La luz entra a raudales. Es una
luz generosa que se instala en el básico mobiliario de la habitación circular.
Se posa de forma selectiva, como si solo quisiera dejar trazos de los objetos y
me retara a completar los perfiles. Son tiras de luz y sombra, una alternancia
absolutamente geométrica.
No he tenido que acudir a
conjuros o a frotar una lámpara mágica para conseguir el despliegue de esa
belleza sencilla en un ámbito humilde, un minimalismo que cuadra bien con el
lugar. Esa es la magia de Gambia.
Salgo al exterior y esa luz
impacta en mi rostro con dulzura.
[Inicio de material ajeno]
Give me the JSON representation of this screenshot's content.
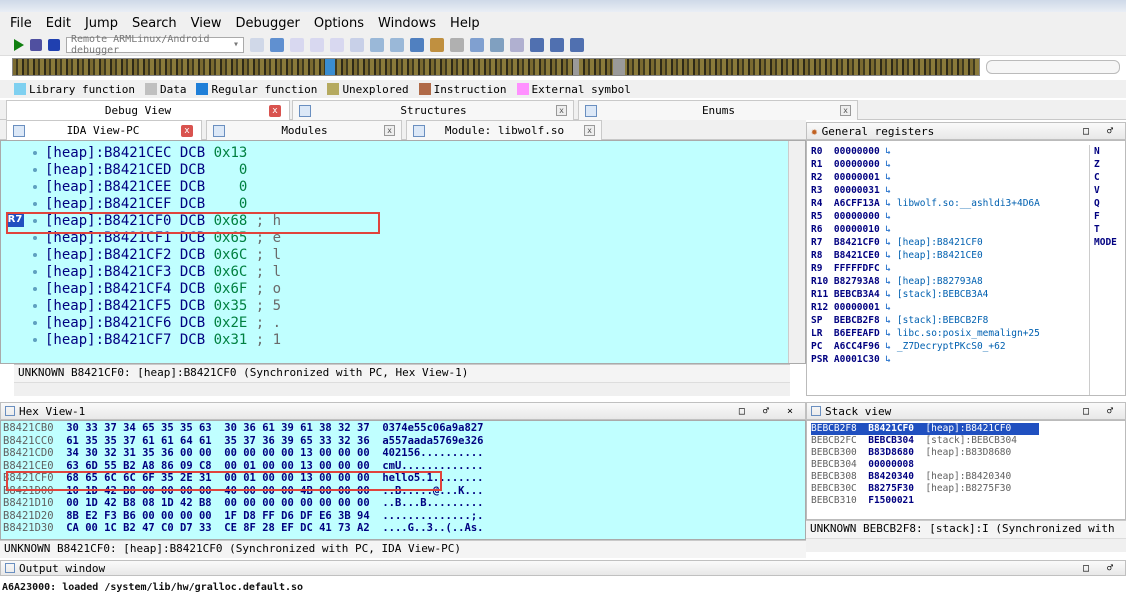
{
  "menu": [
    "File",
    "Edit",
    "Jump",
    "Search",
    "View",
    "Debugger",
    "Options",
    "Windows",
    "Help"
  ],
  "toolbar": {
    "debugger_select": "Remote ARMLinux/Android debugger"
  },
  "legend": [
    {
      "label": "Library function",
      "color": "#7fd0f0"
    },
    {
      "label": "Data",
      "color": "#c0c0c0"
    },
    {
      "label": "Regular function",
      "color": "#1f7fd8"
    },
    {
      "label": "Unexplored",
      "color": "#b5aa60"
    },
    {
      "label": "Instruction",
      "color": "#b06a48"
    },
    {
      "label": "External symbol",
      "color": "#ff90ff"
    }
  ],
  "tabs_top": [
    "Debug View",
    "Structures",
    "Enums"
  ],
  "tabs_second": [
    "IDA View-PC",
    "Modules",
    "Module: libwolf.so"
  ],
  "ida": {
    "lines": [
      {
        "addr": "[heap]:B8421CEC",
        "op": "DCB",
        "val": "0x13",
        "cm": ""
      },
      {
        "addr": "[heap]:B8421CED",
        "op": "DCB",
        "val": "   0",
        "cm": ""
      },
      {
        "addr": "[heap]:B8421CEE",
        "op": "DCB",
        "val": "   0",
        "cm": ""
      },
      {
        "addr": "[heap]:B8421CEF",
        "op": "DCB",
        "val": "   0",
        "cm": ""
      },
      {
        "addr": "[heap]:B8421CF0",
        "op": "DCB",
        "val": "0x68",
        "cm": " ; h"
      },
      {
        "addr": "[heap]:B8421CF1",
        "op": "DCB",
        "val": "0x65",
        "cm": " ; e"
      },
      {
        "addr": "[heap]:B8421CF2",
        "op": "DCB",
        "val": "0x6C",
        "cm": " ; l"
      },
      {
        "addr": "[heap]:B8421CF3",
        "op": "DCB",
        "val": "0x6C",
        "cm": " ; l"
      },
      {
        "addr": "[heap]:B8421CF4",
        "op": "DCB",
        "val": "0x6F",
        "cm": " ; o"
      },
      {
        "addr": "[heap]:B8421CF5",
        "op": "DCB",
        "val": "0x35",
        "cm": " ; 5"
      },
      {
        "addr": "[heap]:B8421CF6",
        "op": "DCB",
        "val": "0x2E",
        "cm": " ; ."
      },
      {
        "addr": "[heap]:B8421CF7",
        "op": "DCB",
        "val": "0x31",
        "cm": " ; 1"
      }
    ],
    "r7_tag": "R7",
    "status": "UNKNOWN B8421CF0: [heap]:B8421CF0 (Synchronized with PC, Hex View-1)"
  },
  "registers": {
    "title": "General registers",
    "rows": [
      {
        "n": "R0 ",
        "v": "00000000",
        "r": ""
      },
      {
        "n": "R1 ",
        "v": "00000000",
        "r": ""
      },
      {
        "n": "R2 ",
        "v": "00000001",
        "r": ""
      },
      {
        "n": "R3 ",
        "v": "00000031",
        "r": ""
      },
      {
        "n": "R4 ",
        "v": "A6CFF13A",
        "r": "libwolf.so:__ashldi3+4D6A"
      },
      {
        "n": "R5 ",
        "v": "00000000",
        "r": ""
      },
      {
        "n": "R6 ",
        "v": "00000010",
        "r": ""
      },
      {
        "n": "R7 ",
        "v": "B8421CF0",
        "r": "[heap]:B8421CF0"
      },
      {
        "n": "R8 ",
        "v": "B8421CE0",
        "r": "[heap]:B8421CE0"
      },
      {
        "n": "R9 ",
        "v": "FFFFFDFC",
        "r": ""
      },
      {
        "n": "R10",
        "v": "B82793A8",
        "r": "[heap]:B82793A8"
      },
      {
        "n": "R11",
        "v": "BEBCB3A4",
        "r": "[stack]:BEBCB3A4"
      },
      {
        "n": "R12",
        "v": "00000001",
        "r": ""
      },
      {
        "n": "SP ",
        "v": "BEBCB2F8",
        "r": "[stack]:BEBCB2F8"
      },
      {
        "n": "LR ",
        "v": "B6EFEAFD",
        "r": "libc.so:posix_memalign+25"
      },
      {
        "n": "PC ",
        "v": "A6CC4F96",
        "r": "_Z7DecryptPKcS0_+62"
      },
      {
        "n": "PSR",
        "v": "A0001C30",
        "r": ""
      }
    ],
    "flags": [
      "N",
      "Z",
      "C",
      "V",
      "Q",
      "F",
      "T",
      "MODE"
    ]
  },
  "hex": {
    "title": "Hex View-1",
    "lines": [
      {
        "addr": "B8421CB0",
        "bytes": "30 33 37 34 65 35 35 63  30 36 61 39 61 38 32 37",
        "ascii": "0374e55c06a9a827"
      },
      {
        "addr": "B8421CC0",
        "bytes": "61 35 35 37 61 61 64 61  35 37 36 39 65 33 32 36",
        "ascii": "a557aada5769e326"
      },
      {
        "addr": "B8421CD0",
        "bytes": "34 30 32 31 35 36 00 00  00 00 00 00 13 00 00 00",
        "ascii": "402156.........."
      },
      {
        "addr": "B8421CE0",
        "bytes": "63 6D 55 B2 A8 86 09 C8  00 01 00 00 13 00 00 00",
        "ascii": "cmU............."
      },
      {
        "addr": "B8421CF0",
        "bytes": "68 65 6C 6C 6F 35 2E 31  00 01 00 00 13 00 00 00",
        "ascii": "hello5.1........"
      },
      {
        "addr": "B8421D00",
        "bytes": "10 1D 42 B8 00 00 00 00  40 00 00 00 4B 00 00 00",
        "ascii": "..B.....@...K..."
      },
      {
        "addr": "B8421D10",
        "bytes": "00 1D 42 B8 08 1D 42 B8  00 00 00 00 00 00 00 00",
        "ascii": "..B...B........."
      },
      {
        "addr": "B8421D20",
        "bytes": "8B E2 F3 B6 00 00 00 00  1F D8 FF D6 DF E6 3B 94",
        "ascii": "..............;."
      },
      {
        "addr": "B8421D30",
        "bytes": "CA 00 1C B2 47 C0 D7 33  CE 8F 28 EF DC 41 73 A2",
        "ascii": "....G..3..(..As."
      }
    ],
    "status": "UNKNOWN B8421CF0: [heap]:B8421CF0 (Synchronized with PC, IDA View-PC)"
  },
  "stack": {
    "title": "Stack view",
    "lines": [
      {
        "a": "BEBCB2F8",
        "v": "B8421CF0",
        "r": "[heap]:B8421CF0"
      },
      {
        "a": "BEBCB2FC",
        "v": "BEBCB304",
        "r": "[stack]:BEBCB304"
      },
      {
        "a": "BEBCB300",
        "v": "B83D8680",
        "r": "[heap]:B83D8680"
      },
      {
        "a": "BEBCB304",
        "v": "00000008",
        "r": ""
      },
      {
        "a": "BEBCB308",
        "v": "B8420340",
        "r": "[heap]:B8420340"
      },
      {
        "a": "BEBCB30C",
        "v": "B8275F30",
        "r": "[heap]:B8275F30"
      },
      {
        "a": "BEBCB310",
        "v": "F1500021",
        "r": ""
      }
    ],
    "status": "UNKNOWN BEBCB2F8: [stack]:I (Synchronized with"
  },
  "output": {
    "title": "Output window",
    "lines": [
      "A6A23000: loaded /system/lib/hw/gralloc.default.so"
    ]
  }
}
Se apega a mí como un buen amigo. Se combina
con los pájaros. Siempre hay pájaros en los amaneceres de Gambia. Me gusta
entretenerme unos instantes en identificarlos, yo que tengo tan pocos
conocimientos de aves. Pero sé distinguir sus plumajes, los picos, los mechones
en la cabeza o sus distintos portes. Sé apreciar su belleza. Canta un gallo
para evidenciar que va en hora, chisporrotea uno en un vuelo nervioso, exótico
y cantarín. Lo hace sobre mi cabaña, la del guerrero kunda. Me desea suerte y
me ayuda a despejar mis ojos de las telarañas que me impiden ver con fluidez.
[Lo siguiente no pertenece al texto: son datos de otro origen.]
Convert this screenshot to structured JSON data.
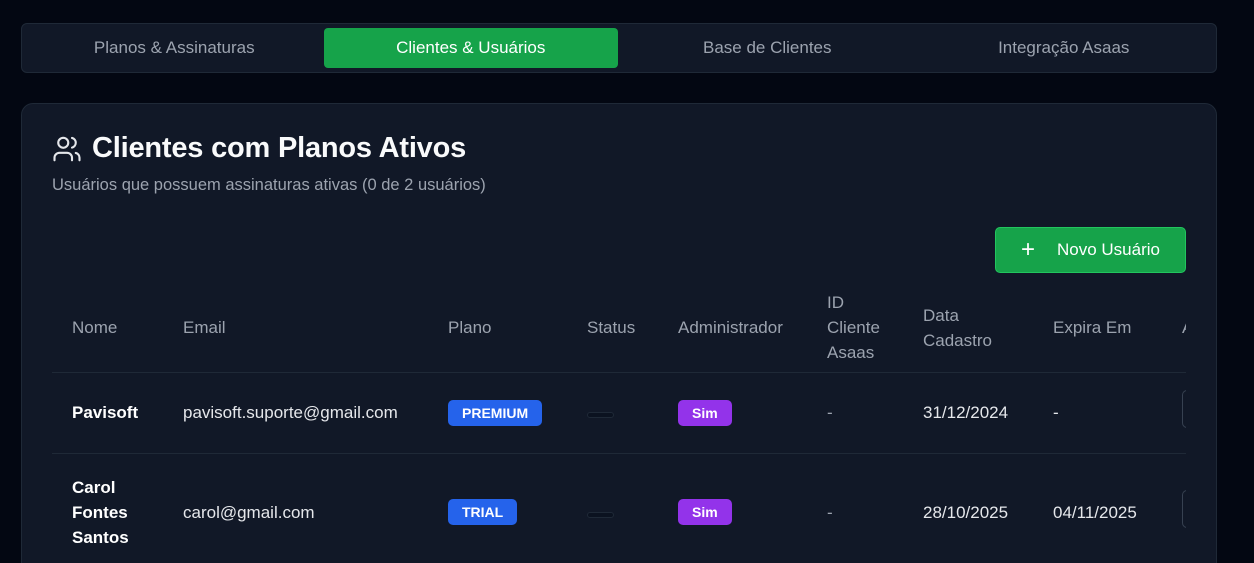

El ciclo de vida de mi cuerpo despierta, se activa y toma ritmo.
Se me olvida la llave, regreso a
la habitación. La luz que penetra por la ventana cubierta con una sencilla tela
me parece fascinante. La fotografío, aunque sé que la sensación no podré
captarla con la cámara del móvil. Es un espectáculo poderoso sobre mi mente.
Capto y proceso. Activo mis sentidos.
Empiezo a tener sensación de
regreso. Entramos en los tres últimos días.
El desayuno está instalado en el
exterior. Sería una herejía no aprovechar ese momento. Saludo, me saludan, nos
preguntamos qué tal hemos dormido siguiendo un ritual de cortesía que se ha
transformado en interés por el amigo. Así sabe mejor el café o el té, el pan
con mantequilla y mermelada o nocilla.